← Learn··Updated 18 Jun 2026·2 min read

What is the medallion architecture (bronze, silver, gold)?

A layered lakehouse pattern: bronze holds raw ingested data, silver is cleaned and conformed, gold is business-ready aggregates. Refinement flows upward.

Data & lakehouse
#data
#architecture
#lakehouse
#ai-assisted

The medallion architecture is a convention for organizing a data lakehouse1 into three layers — bronze, silver, and gold — where data gets progressively cleaner and more useful as it moves up. It is not a technology or a specification; it is a naming scheme, popularized by Databricks2, for a discipline most mature pipelines already followed: keep the raw input, refine in stages, and serve from the top.

🔗 Learn more1 What is a data lakehouse?
🔗 Learn more2 What is Databricks?

The three layers

flowchart TD
    SRC["Sources: apps, APIs, CDC, files"] --> BRONZE["Bronze: raw, as-ingested, append-only"]
    BRONZE --> SILVER["Silver: cleaned, deduplicated, conformed, typed"]
    SILVER --> GOLD["Gold: business aggregates and marts"]
    GOLD --> BI["BI, reports, ML features"]

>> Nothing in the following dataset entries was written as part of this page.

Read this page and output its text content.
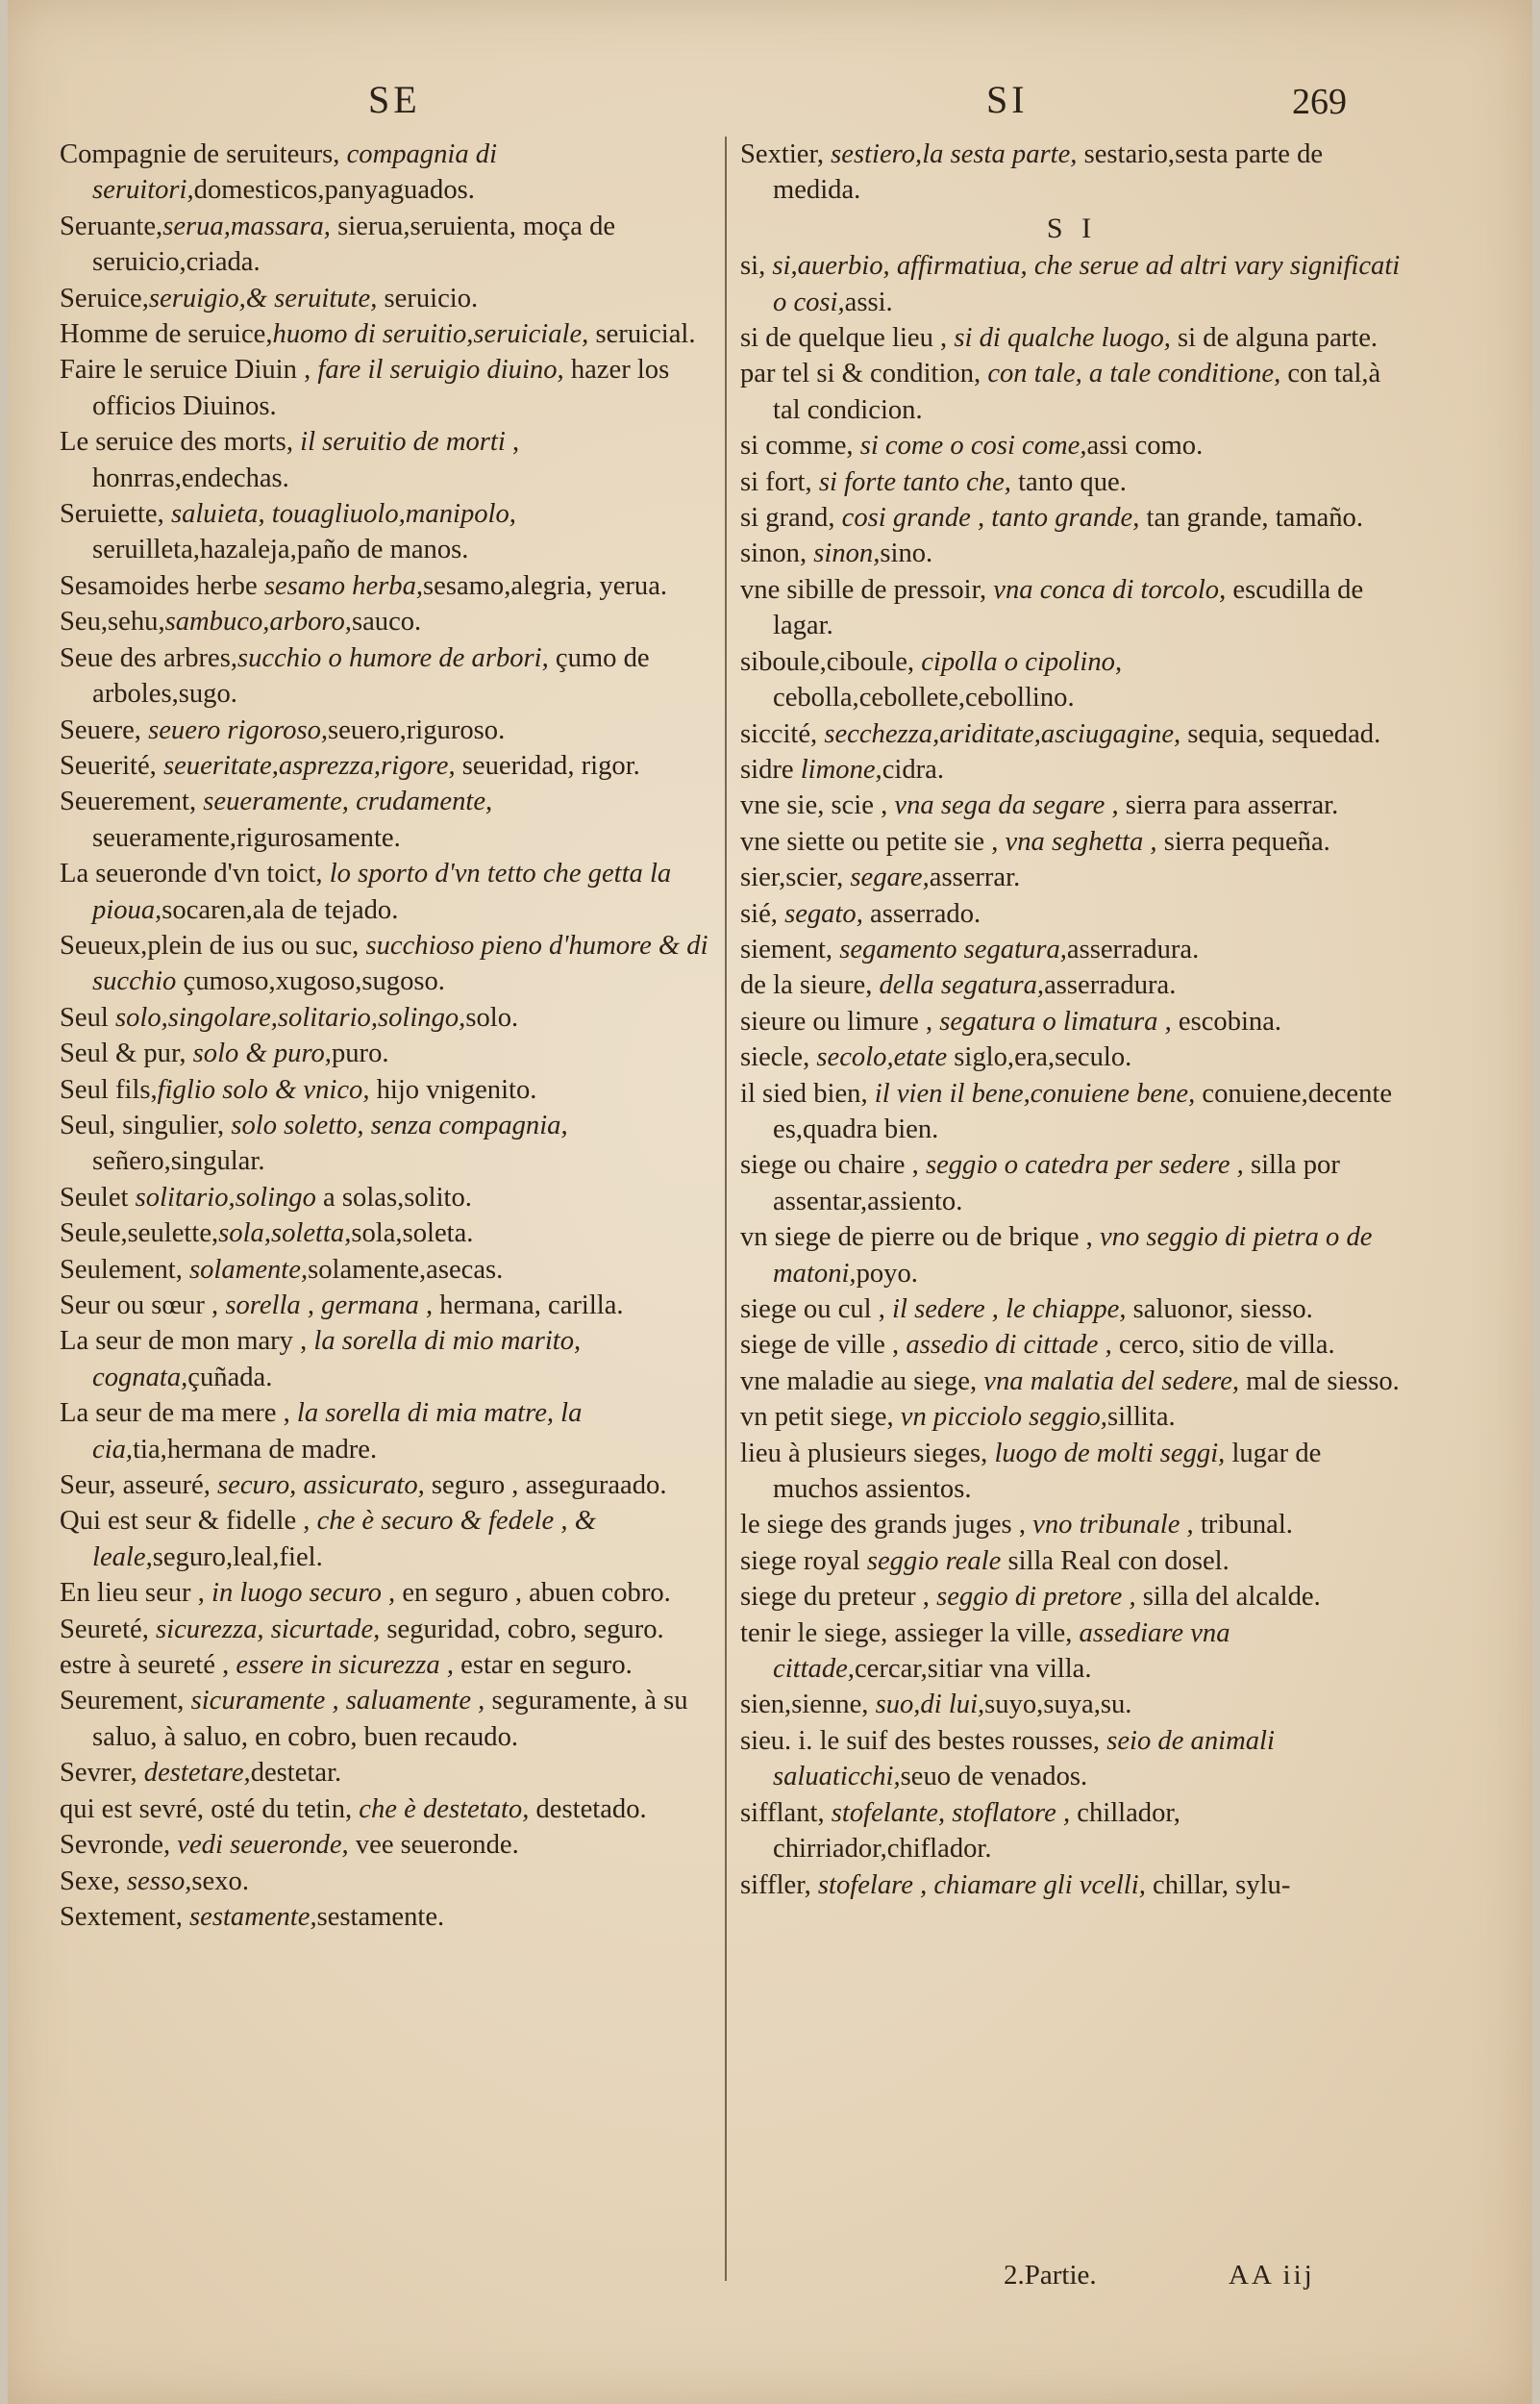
SE	SI	269

Compagnie de seruiteurs, compagnia di seruitori,domesticos,panyaguados.

Seruante,serua,massara, sierua,seruienta, moça de seruicio,criada.

Seruice,seruigio,& seruitute, seruicio.

Homme de seruice,huomo di seruitio,seruiciale, seruicial.

Faire le seruice Diuin , fare il seruigio diuino, hazer los officios Diuinos.

Le seruice des morts, il seruitio de morti , honrras,endechas.

Seruiette, saluieta, touagliuolo,manipolo, seruilleta,hazaleja,paño de manos.

Sesamoides herbe sesamo herba,sesamo,alegria, yerua.

Seu,sehu,sambuco,arboro,sauco.

Seue des arbres,succhio o humore de arbori, çumo de arboles,sugo.

Seuere, seuero rigoroso,seuero,rigurosο.

Seuerité, seueritate,asprezza,rigore, seueridad, rigor.

Seuerement, seueramente, crudamente, seueramente,rigurosamente.

La seueronde d'vn toict, lo sporto d'vn tetto che getta la pioua,socaren,ala de tejado.

Seueux,plein de ius ou suc, succhioso pieno d'humore & di succhio çumoso,xugoso,sugoso.

Seul solo,singolare,solitario,solingo,solo.

Seul & pur, solo & puro,puro.

Seul fils,figlio solo & vnico, hijo vnigenito.

Seul, singulier, solo soletto, senza compagnia, señero,singular.

Seulet solitario,solingo a solas,solito.

Seule,seulette,sola,soletta,sola,soleta.

Seulement, solamente,solamente,asecas.

Seur ou sœur , sorella , germana , hermana, carilla.

La seur de mon mary , la sorella di mio marito, cognata,çuñada.

La seur de ma mere , la sorella di mia matre, la cia,tia,hermana de madre.

Seur, asseuré, securo, assicurato, seguro , asseguraado.

Qui est seur & fidelle , che è securo & fedele , & leale,seguro,leal,fiel.

En lieu seur , in luogo securo , en seguro , abuen cobro.

Seureté, sicurezza, sicurtade, seguridad, cobro, seguro.

estre à seureté , essere in sicurezza , estar en seguro.

Seurement, sicuramente , saluamente , seguramente, à su saluo, à saluo, en cobro, buen recaudo.

Sevrer, destetare,destetar.

qui est sevré, osté du tetin, che è destetato, destetado.

Sevronde, vedi seueronde, vee seueronde.

Sexe, sesso,sexo.

Sextement, sestamente,sestamente.

Sextier, sestiero,la sesta parte, sestario,sesta parte de medida.

S I

si, si,auerbio, affirmatiua, che serue ad altri vary significati o cosi,assi.

si de quelque lieu , si di qualche luogo, si de alguna parte.

par tel si & condition, con tale, a tale conditione, con tal,à tal condicion.

si comme, si come o cosi come,assi como.

si fort, si forte tanto che, tanto que.

si grand, cosi grande , tanto grande, tan grande, tamaño.

sinon, sinon,sino.

vne sibille de pressoir, vna conca di torcolo, escudilla de lagar.

siboule,ciboule, cipolla o cipolino, cebolla,cebollete,cebollino.

siccité, secchezza,ariditate,asciugagine, sequia, sequedad.

sidre limone,cidra.

vne sie, scie , vna sega da segare , sierra para asserrar.

vne siette ou petite sie , vna seghetta , sierra pequeña.

sier,scier, segare,asserrar.

sié, segato, asserrado.

siement, segamento segatura,asserradura.

de la sieure, della segatura,asserradura.

sieure ou limure , segatura o limatura , escobina.

siecle, secolo,etate siglo,era,seculo.

il sied bien, il vien il bene,conuiene bene, conuiene,decente es,quadra bien.

siege ou chaire , seggio o catedra per sedere , silla por assentar,assiento.

vn siege de pierre ou de brique , vno seggio di pietra o de matoni,poyo.

siege ou cul , il sedere , le chiappe, saluonor, siesso.

siege de ville , assedio di cittade , cerco, sitio de villa.

vne maladie au siege, vna malatia del sedere, mal de siesso.

vn petit siege, vn picciolo seggio,sillita.

lieu à plusieurs sieges, luogo de molti seggi, lugar de muchos assientos.

le siege des grands juges , vno tribunale , tribunal.

siege royal seggio reale silla Real con dosel.

siege du preteur , seggio di pretore , silla del alcalde.

tenir le siege, assieger la ville, assediare vna cittade,cercar,sitiar vna villa.

sien,sienne, suo,di lui,suyo,suya,su.

sieu. i. le suif des bestes rousses, seio de animali saluaticchi,seuo de venados.

sifflant, stofelante, stoflatore , chillador, chirriador,chiflador.

siffler, stofelare , chiamare gli vcelli, chillar, sylu-

2.Partie.	AA iij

    %% color = refinement level: amber raw, grey cleaned, green serve-ready
    classDef raw stroke:#ebcb8b,stroke-width:2.5px
    classDef mid stroke:#7b88a1,stroke-width:2.5px
    classDef ready stroke:#a3be8c,stroke-width:2.5px
    class BRONZE raw
    class SILVER mid
    class GOLD,BI ready
    class SRC mid
  • Bronze is the landing zone: data exactly as it arrived, appended without edits. It is ugly on purpose. Its job is to be a faithful, replayable record of what the source actually sent, so you can reprocess everything downstream without re-ingesting.
  • Silver is where the cleaning happens: deduplication, type casting, schema enforcement, joining reference data, applying change-data-capture to get current state. Silver is the trustworthy, queryable model of the business entities.
  • Gold is the serving layer: aggregations, denormalized marts, metrics, and feature tables shaped for specific consumers — dashboards, reports, ML.

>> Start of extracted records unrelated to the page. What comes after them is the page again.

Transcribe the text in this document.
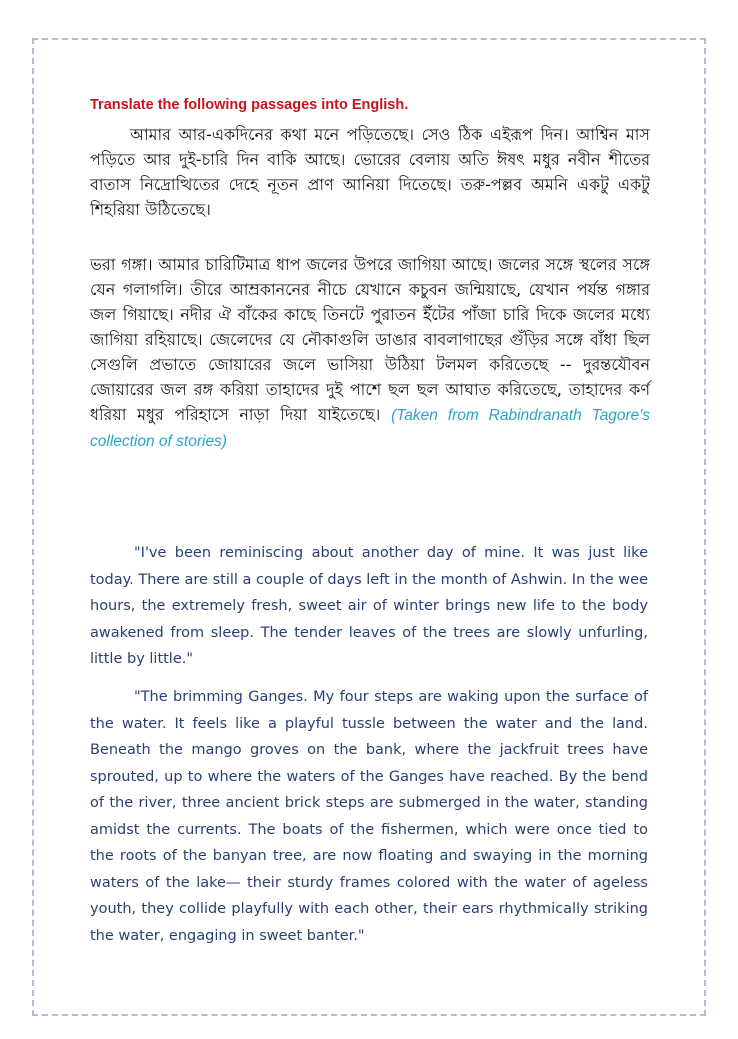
Translate the following passages into English.

আমার আর-একদিনের কথা মনে পড়িতেছে। সেও ঠিক এইরূপ দিন। আশ্বিন মাস পড়িতে আর দুই-চারি দিন বাকি আছে। ভোরের বেলায় অতি ঈষৎ মধুর নবীন শীতের বাতাস নিদ্রোত্থিতের দেহে নূতন প্রাণ আনিয়া দিতেছে। তরু-পল্লব অমনি একটু একটু শিহরিয়া উঠিতেছে।

ভরা গঙ্গা। আমার চারিটিমাত্র ধাপ জলের উপরে জাগিয়া আছে। জলের সঙ্গে স্থলের সঙ্গে যেন গলাগলি। তীরে আম্রকাননের নীচে যেখানে কচুবন জন্মিয়াছে, যেখান পর্যন্ত গঙ্গার জল গিয়াছে। নদীর ঐ বাঁকের কাছে তিনটে পুরাতন ইঁটের পাঁজা চারি দিকে জলের মধ্যে জাগিয়া রহিয়াছে। জেলেদের যে নৌকাগুলি ডাঙার বাবলাগাছের গুঁড়ির সঙ্গে বাঁধা ছিল সেগুলি প্রভাতে জোয়ারের জলে ভাসিয়া উঠিয়া টলমল করিতেছে -- দুরন্তযৌবন জোয়ারের জল রঙ্গ করিয়া তাহাদের দুই পাশে ছল ছল আঘাত করিতেছে, তাহাদের কর্ণ ধরিয়া মধুর পরিহাসে নাড়া দিয়া যাইতেছে। (Taken from Rabindranath Tagore's collection of stories)

"I've been reminiscing about another day of mine. It was just like today. There are still a couple of days left in the month of Ashwin. In the wee hours, the extremely fresh, sweet air of winter brings new life to the body awakened from sleep. The tender leaves of the trees are slowly unfurling, little by little."

"The brimming Ganges. My four steps are waking upon the surface of the water. It feels like a playful tussle between the water and the land. Beneath the mango groves on the bank, where the jackfruit trees have sprouted, up to where the waters of the Ganges have reached. By the bend of the river, three ancient brick steps are submerged in the water, standing amidst the currents. The boats of the fishermen, which were once tied to the roots of the banyan tree, are now floating and swaying in the morning waters of the lake— their sturdy frames colored with the water of ageless youth, they collide playfully with each other, their ears rhythmically striking the water, engaging in sweet banter."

Why the separation earns its keep

The value is not the medals; it is the reproducibility and clear contracts between stages. Because bronze keeps the raw input untouched, any bug in cleaning or aggregation is fixable by replaying from bronze — you never have to beg the source for last quarter's data again. Each layer is a stable interface: analysts build on silver, executives consume gold, and a change in raw format is absorbed at bronze without rippling everywhere at once.

It also separates concerns that otherwise tangle. Ingestion reliability lives at bronze, data-quality logic at silver, and business semantics at gold. Each can be owned, tested, and reasoned about on its own.

The honest caveat

Three layers is a default, not a law. A small pipeline moving one clean source into one table does not need three physical copies of the data and the storage and orchestration that implies — that is ceremony, not architecture. The pattern also tempts layer sprawl: bronze-bronze, pre-silver, "platinum," a maze of intermediate tables nobody can map.

Take the discipline, not the dogma. The real lesson is older than the branding: keep your raw data immutable and replayable, refine in explicit stages with clear contracts, and serve from a layer shaped for the consumer. Whether you call them bronze, silver, and gold — or raw, clean, and serving — is cosmetic. The staging is the point.